TRAINING LEAD-UP
Monday, Sept 25:
Center - Day 9 - Corazon & Center - Day 13 - Trust Yoga with Adriene
Tuesday, Sept 26:
Morning at 5am: HDT Sanddoom 20 min AMRAP with 7 rounds and 25 reps with a 40#SB, followed Glute and pec PT v1 in 26:14
Friday, Sept 29:
4.5 miles in Garmont T8s with 50# in the Rucker V3, in 1:01:36. It was the day after the COVID booster, so I slept a lot today and felt better by the evening.
Saturday, Sept 30:
Solo trip to Coleman's Creek.
Zero Range:
- Moved my optic from picatinny slot 10 to slot 9 to test it out, since slot 8 had some drawbacks on my other gun when I was shooting kneeling and standing (not prone).
- Adjusted 0.6R and 0.2U after the move. Moving the optic on the other gun hadn't required any changes, so I was surprised.

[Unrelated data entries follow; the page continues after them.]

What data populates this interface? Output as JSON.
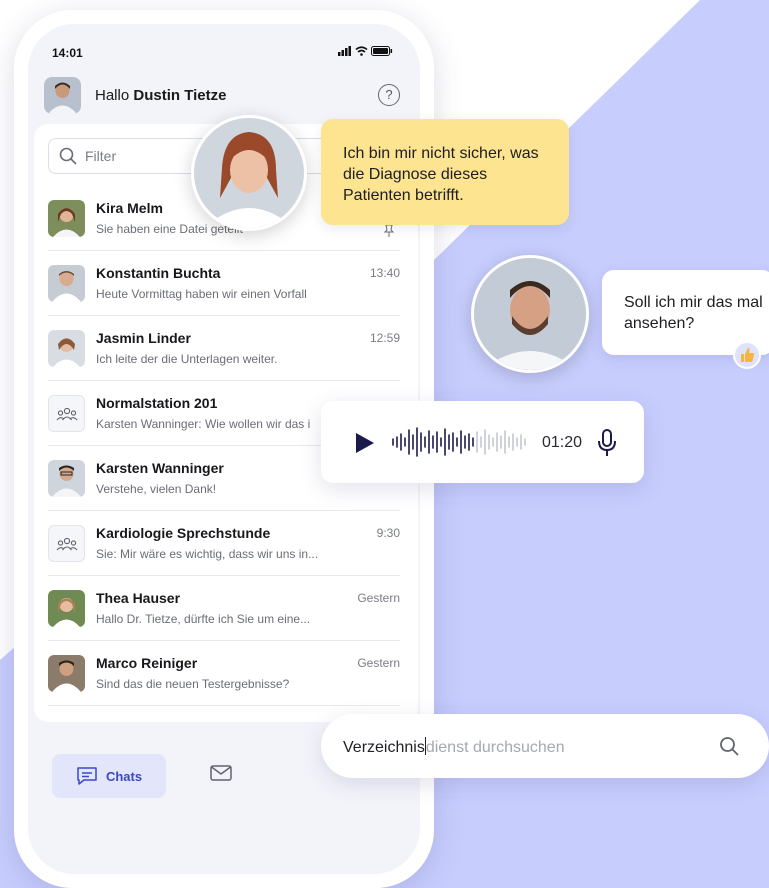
{
  "status_bar": {
    "time": "14:01"
  },
  "header": {
    "greeting": "Hallo",
    "user_name": "Dustin Tietze"
  },
  "filter": {
    "placeholder": "Filter"
  },
  "chats": [
    {
      "name": "Kira Melm",
      "preview": "Sie haben eine Datei geteilt",
      "time": "",
      "pinned": true,
      "type": "person"
    },
    {
      "name": "Konstantin Buchta",
      "preview": "Heute Vormittag haben wir einen Vorfall",
      "time": "13:40",
      "type": "person"
    },
    {
      "name": "Jasmin Linder",
      "preview": "Ich leite der die Unterlagen weiter.",
      "time": "12:59",
      "type": "person"
    },
    {
      "name": "Normalstation 201",
      "preview": "Karsten Wanninger: Wie wollen wir das i",
      "time": "",
      "type": "group"
    },
    {
      "name": "Karsten Wanninger",
      "preview": "Verstehe, vielen Dank!",
      "time": "",
      "type": "person"
    },
    {
      "name": "Kardiologie Sprechstunde",
      "preview": "Sie: Mir wäre es wichtig, dass wir uns in...",
      "time": "9:30",
      "type": "group"
    },
    {
      "name": "Thea Hauser",
      "preview": "Hallo Dr. Tietze, dürfte ich Sie um eine...",
      "time": "Gestern",
      "type": "person"
    },
    {
      "name": "Marco Reiniger",
      "preview": "Sind das die neuen Testergebnisse?",
      "time": "Gestern",
      "type": "person"
    }
  ],
  "bottom_nav": {
    "chats_label": "Chats"
  },
  "bubbles": {
    "doctor_message": "Ich bin mir nicht sicher, was die Diagnose dieses Patienten betrifft.",
    "reply_message": "Soll ich mir das mal ansehen?"
  },
  "voice_message": {
    "duration": "01:20"
  },
  "search": {
    "typed": "Verzeichnis",
    "suggestion": "dienst durchsuchen"
  },
  "colors": {
    "background_accent": "#c7cdfd",
    "bubble_yellow": "#fde490",
    "nav_active": "#e3e5fb",
    "voice_dark": "#1b1b4b"
  }
}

It took me 13 rounds to re-zero.
PRS Barricade:
- I did it dry to save ammo while figuring out what worked best for me.
- I realized that I could land with my right knee up, to save a couple of seconds.
- Taking an extra moment to line up the turret also saved me time searching for the target.
- 12X power worked great
- I went live, and missed way more and was way slower than I normally am in competition. Strange.
Rock Seated:
- Better luck with hits here than I did on the PRS barricade, using the same 400yd target, so it must be me and not my gun.
Pogo Stick:
Using my other "good" gun, I ranged targets at 450, 575, 615, and 915, and shot them from 4 different positions on the pogo stick. The only place where dope didn't line up was on the 575, where I needed to go up 0.3 more, even though it was the biggest target of them all.
Re-check Zero:
I went back to the old gun to re-check zero and see if it was off, which would explain my performance on the PRS barricade. It was 0.2 high and 0.1R, which makes me feel better. So I ended up reversing the change that I had made in the morning. Some people recommend not making adjustments when your zero seems off, since it may fix itself, and that seemed to be the case this time, although an optic re-install is kind of drastic.
Sunday Oct 1:
Center - Day 14 - Stretch & Center - Day 3 - Shift Yoga with Adriene. It gave me some much-needed stretching.
Monday, Oct 2:
Glute and pec PT v2 in 27:19 (it's been a while, but it wasn't too hard... I went back to it because it my glute was really sore yesterday).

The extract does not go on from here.